Desvendando os mistérios da esclerose múltipla

A esclerose múltipla atinge o cérebro e a medula espinhal, causando problemas motores, sensoriais e cognitivos. A patologia afeta cerca de 2,5 milhões de pessoas em todo o mundo, das quais metade estará inválida entre 10 e 15 anos após o diagnóstico. De fato, o distúrbio é uma das principais causas de incapacidade, não traumática, em adultos jovens e atinge pessoas entre 15 e 50 anos em média – geralmente a reação inflamatória é identificada por volta dos 30.
Apesar do prognóstico sombrio da doença, uma enxurrada de novos tratamentos tem trazido esperança de qualidade de vida para pacientes que sofrem com o problema. Com base na regulação de respostas imunológicas prejudiciais, essas terapias ajudam a reduzir frequência e gravidade dos sintomas e podem retardar a progressão dos sintomas.

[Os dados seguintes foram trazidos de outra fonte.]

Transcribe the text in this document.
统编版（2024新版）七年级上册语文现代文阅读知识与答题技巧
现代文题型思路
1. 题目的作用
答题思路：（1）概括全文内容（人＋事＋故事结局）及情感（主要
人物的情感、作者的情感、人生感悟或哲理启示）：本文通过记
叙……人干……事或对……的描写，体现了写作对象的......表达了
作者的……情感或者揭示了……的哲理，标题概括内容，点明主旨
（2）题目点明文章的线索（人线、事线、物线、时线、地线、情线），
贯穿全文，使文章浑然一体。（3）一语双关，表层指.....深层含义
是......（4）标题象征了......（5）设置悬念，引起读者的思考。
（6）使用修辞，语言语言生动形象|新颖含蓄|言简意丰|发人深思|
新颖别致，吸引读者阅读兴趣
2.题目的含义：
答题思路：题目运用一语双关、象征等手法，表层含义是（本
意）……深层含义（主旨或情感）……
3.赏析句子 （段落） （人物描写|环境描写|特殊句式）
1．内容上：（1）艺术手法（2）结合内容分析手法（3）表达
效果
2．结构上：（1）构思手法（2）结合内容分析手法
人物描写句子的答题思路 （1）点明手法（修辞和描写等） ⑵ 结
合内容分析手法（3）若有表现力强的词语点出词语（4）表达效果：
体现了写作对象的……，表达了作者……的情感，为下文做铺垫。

Durante os últimos 20 anos, o órgão governamental americano Administração de Drogas e Alimentos (FDA, na sigla em inglês) aprovou nove novos medicamentos e outros dois serão revisados nos próximos meses. A causa ainda é desconhecida. Conforme as pesquisas avançam muitos cientistas tentam entender o que provoca a degeneração progressiva dos neurônios. O objetivo é desenvolver tratamentos para interromper completamente o distúrbio ou até mesmo preveni-lo.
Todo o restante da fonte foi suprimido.